Child_Host are not shown as unreachable

Hello,

Icinga versions:
master(Ubuntu): r2.11.4-1
satellite(Ubuntu): r2.11.4-1
agent (Windows): v2.11.4-1

My Config:

master

/etc/icinga2/zones.conf

object Endpoint "monitoring.[...]" {
        host = "monitoring.[...]"
}

object Endpoint "monitoring-dev.[...]" {
        host = "monitoring-dev.[...]"
}

object Endpoint "<Name>" {
        log_duration = 0
}

object Zone "master" {
        endpoints = [ "monitoring.[...]" ]
}

object Zone "monitoring-dev.[...]" {
        endpoints = [ "monitoring-dev.[...]" ]
 parent = "master"
}

object Zone "<Name>" {
  endpoints = [ "<Name>" ]
  parent = "monitoring-dev.[...]" 
 
}

object Zone "global-templates" {
        global = true
}

object Zone "director-global" {
        global = true

Satellite:
zones.conf:

object Endpoint "monitoring.[...]" {
        host = "monitoring.[...]"
        port = "5665"
}

object Endpoint "<Name>" {
        host = "<Name>"
        log_duration = 0
}

object Endpoint "monitoring-dev.[...]" {
}

object Zone "master" {
        endpoints = [ "monitoring.[...]" ]
}

object Zone "monitoring-dev[...]" {
        endpoints = [ "monitoring-dev.[...]" ]
        parent = "master"
}

object Zone "global-templates" {
        global = true
}

object Zone "director-global" {
        global = true
}

Agent:
zones.conf:

object Endpoint "monitoring-dev.[...]" {
        host = "monitoring-dev.[...]"
        port = "5665"
}

object Endpoint "<Name>" {
}

object Zone "master" {
        endpoints = [ "monitoring-dev.[...]" ]
}

object Zone "<Name>" {
        endpoints = [ "<Name>" ]
        parent = "master"
}

object Zone "global-templates" {
        global = true
}

object Zone "director-global" {
        global = true
}

On master
Host

/etc/icinga2/zones.d/monitoring-dev[…]/hosts_linux.conf

object Host "<Name>" {
  import "generic-host"
  check_command = "hostalive"
  address = "IP-Address"
  vars.os = "Linux"
  vars.agent_endpoint = name
  vars.cluster_zone = "monitoring-dev.[...]"
  vars.notification["mail"] = {
    groups = [ "icingaadmins" ]
  }
}

Service

/etc/icinga2/zones.d/global-templates/satellite-services.conf

apply Service "Check Linux Disk" {
   import "disk-linux"
   check_command = "disk"
   command_endpoint = host.vars.agent_endpoint
   vars.cluster_zone = host.name
   assign where host.vars.cluster_zone == "monitoring-dev.[...]" &&   host.vars.agent_endpoint && host.vars.os == "Linux"
}

So the problem is now, when I stopping the Icinga2-Service on the Sattelite (or shutting down the Satellite), then the Service(-s) is/are sitll working.

1

The text “DISK OK - free space…” is something grayed out, but it still working and reachable.
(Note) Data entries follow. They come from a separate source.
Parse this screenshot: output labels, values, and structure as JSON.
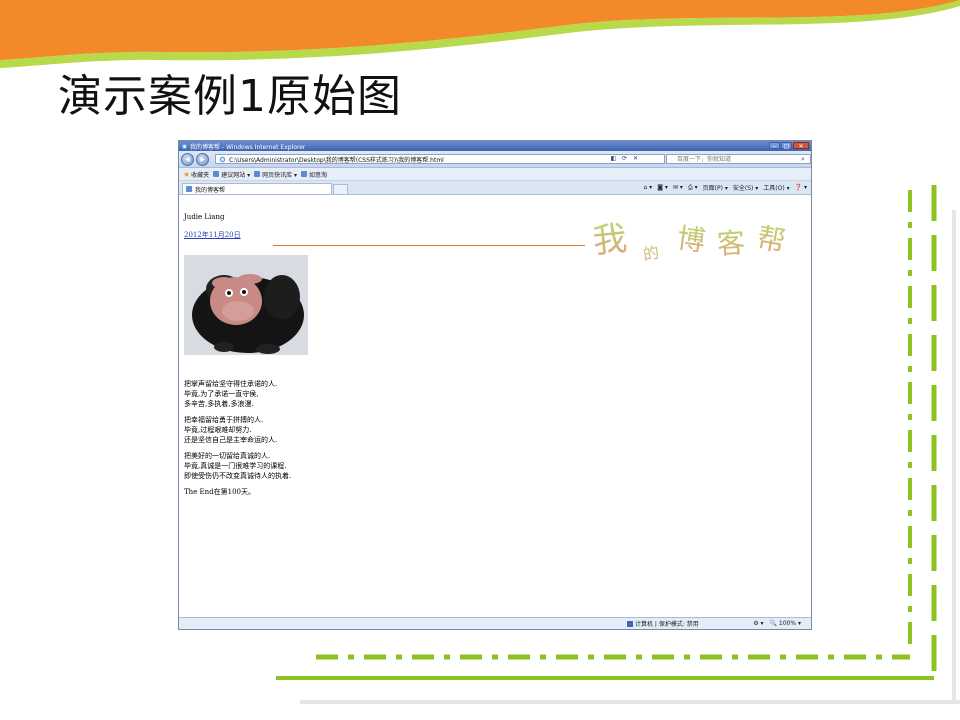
{
  "slide": {
    "title": "演示案例1原始图"
  },
  "window": {
    "title": "我的博客帮 - Windows Internet Explorer",
    "minimize_label": "–",
    "maximize_label": "□",
    "close_label": "✕"
  },
  "address_bar": {
    "url": "C:\\Users\\Administrator\\Desktop\\我的博客帮(CSS样式练习)\\我的博客帮.html",
    "search_placeholder": "百度一下，你就知道"
  },
  "favorites_bar": {
    "favorites_label": "收藏夹",
    "items": [
      "建议网站 ▾",
      "网页快讯库 ▾",
      "如意淘"
    ]
  },
  "tab": {
    "label": "我的博客帮"
  },
  "command_bar": {
    "items": [
      "页面(P) ▾",
      "安全(S) ▾",
      "工具(O) ▾"
    ]
  },
  "page": {
    "author": "Judie Liang",
    "date": "2012年11月20日",
    "logo_chars": [
      "我",
      "的",
      "博",
      "客",
      "帮"
    ],
    "stanzas": [
      [
        "把掌声留给坚守得住承诺的人.",
        "毕竟,为了承诺一直守侯,",
        "多辛苦,多执着,多浪漫."
      ],
      [
        "把幸福留给勇于拼搏的人.",
        "毕竟,过程艰难却努力.",
        "还是坚信自己是主宰命运的人."
      ],
      [
        "把美好的一切留给真诚的人.",
        "毕竟,真诚是一门很难学习的课程.",
        "即使受伤仍不改变真诚待人的执着."
      ]
    ],
    "footer_line": "The End在第100天。"
  },
  "status_bar": {
    "zone": "计算机 | 保护模式: 禁用",
    "zoom": "100%"
  },
  "colors": {
    "wave_orange": "#f28a2a",
    "wave_green": "#8dc21f",
    "divider_orange": "#e57a2c",
    "link_blue": "#2a3fb0"
  }
}
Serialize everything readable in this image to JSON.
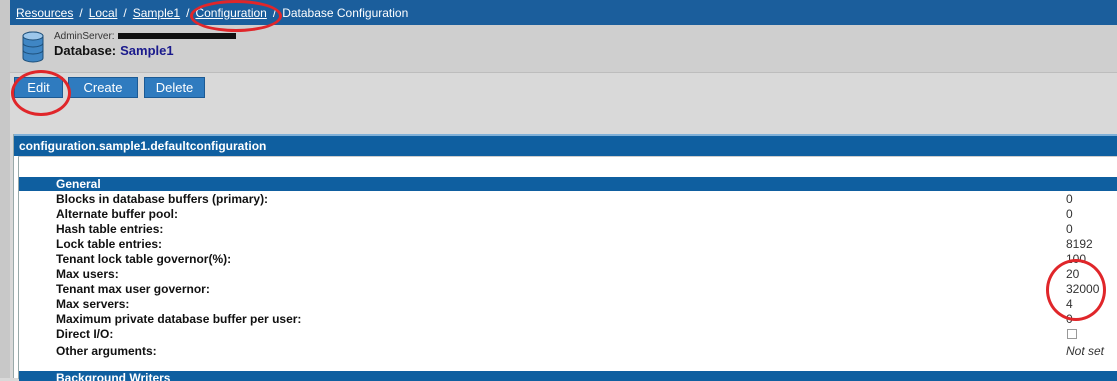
{
  "breadcrumb": {
    "items": [
      "Resources",
      "Local",
      "Sample1",
      "Configuration"
    ],
    "current": "Database Configuration"
  },
  "header": {
    "server_label": "AdminServer:",
    "database_label": "Database:",
    "database_name": "Sample1"
  },
  "toolbar": {
    "edit_label": "Edit",
    "create_label": "Create",
    "delete_label": "Delete"
  },
  "panel": {
    "title": "configuration.sample1.defaultconfiguration",
    "section_general": "General",
    "next_section": "Background Writers",
    "rows": [
      {
        "label": "Blocks in database buffers (primary):",
        "value": "0"
      },
      {
        "label": "Alternate buffer pool:",
        "value": "0"
      },
      {
        "label": "Hash table entries:",
        "value": "0"
      },
      {
        "label": "Lock table entries:",
        "value": "8192"
      },
      {
        "label": "Tenant lock table governor(%):",
        "value": "100"
      },
      {
        "label": "Max users:",
        "value": "20"
      },
      {
        "label": "Tenant max user governor:",
        "value": "32000"
      },
      {
        "label": "Max servers:",
        "value": "4"
      },
      {
        "label": "Maximum private database buffer per user:",
        "value": "0"
      },
      {
        "label": "Direct I/O:",
        "value": ""
      },
      {
        "label": "Other arguments:",
        "value": "Not set"
      }
    ]
  },
  "colors": {
    "bar_blue": "#0f5fa0",
    "annotation_red": "#e0262a"
  }
}
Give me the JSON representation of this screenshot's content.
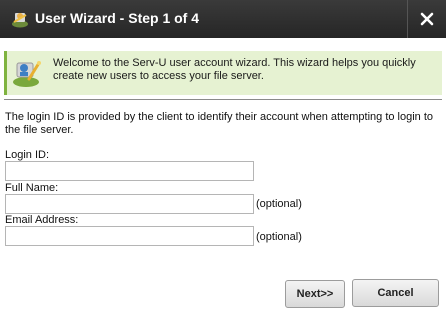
{
  "window": {
    "title": "User Wizard - Step 1 of 4",
    "title_icon": "user-wizard-icon",
    "close_icon": "close-icon",
    "titlebar_color": "#2e2e2e"
  },
  "banner": {
    "icon": "user-wizard-icon",
    "text": "Welcome to the Serv-U user account wizard. This wizard helps you quickly create new users to access your file server.",
    "background": "#e6f2d2",
    "accent": "#7fb33f"
  },
  "intro": "The login ID is provided by the client to identify their account when attempting to login to the file server.",
  "form": {
    "login_id": {
      "label": "Login ID:",
      "value": "",
      "optional_label": ""
    },
    "full_name": {
      "label": "Full Name:",
      "value": "",
      "optional_label": "(optional)"
    },
    "email": {
      "label": "Email Address:",
      "value": "",
      "optional_label": "(optional)"
    }
  },
  "buttons": {
    "next": "Next>>",
    "cancel": "Cancel"
  }
}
There is no Error-Status like “No connection to monitoring-dev[…] from …” on Icingaweb2.

Then I tryed it with Dependencies…

/etc/icinga2/zones.d/monitoring-dev[…]/parents.conf

apply Dependency "TEST" to Host {
  parent_host_name = "monitoring-dev.[...]"
  disable_checks = false
  disable_notifications = true
  ignore_soft_states = false
  states = [ Up, Down ]
  assign where host.name == "<Name>"

}


apply Service "ping4" {
  import "generic-service"
  check_command = "ping4"
  assign where host.address
}


apply Dependency "TEST" to Service {
  parent_host_name = "monitoring-dev.[...]"
  parent_service_name = "ping4"
  disable_checks = false
  states = [ OK ]

  assign where host.name == "<Name>"
}

… is nothing happens, no changes.
The idea behind this, is when the Satellite is DOWN, it should be that the alert show the status for the Agent and their Services as DOWN or UNKNOWN or like that too. But it’s show’s now the status OK.
Also when the Satellite is off, then the Service ping4 from Sateliite is CRITICAL and then it must show Agent (and their Services) as Critical / Unkwnown…
You cannot see clearly, that the Agent is unreachable now (if Satellite off).

I didn’t check through all your config’s but in our (Icinga 2.10) experience, checks that run on the Satellite cannot be monitored by the Master if the Satellite is off. Services checked by a Satellite are only ever updated by that Satellite (or another one in the same zone). The Master can only report what the Satellite has already reported to it.

So if you’re setting up dependencies on the Master, concerning the Satellite stuff, you can only make the Satellite checks dependent on the whole Satellite Icinga server, as viewed from the Master. And in any case, an activated dependency will just freeze the service in the state it is currently in - don’t know if that also affects the “unreachable” status.

(A colleague of mine read the above and has added:) The only option that I can see producing the behaviour you want is: Set up a server to serve as NRPE (or similar) host, have all checks run via NRPE on that host… once that NRPE host is unavailable, all the checks will be critical or unknown, depending on your settings.

(Me again:) So, rather use NRPE solution than Satellite…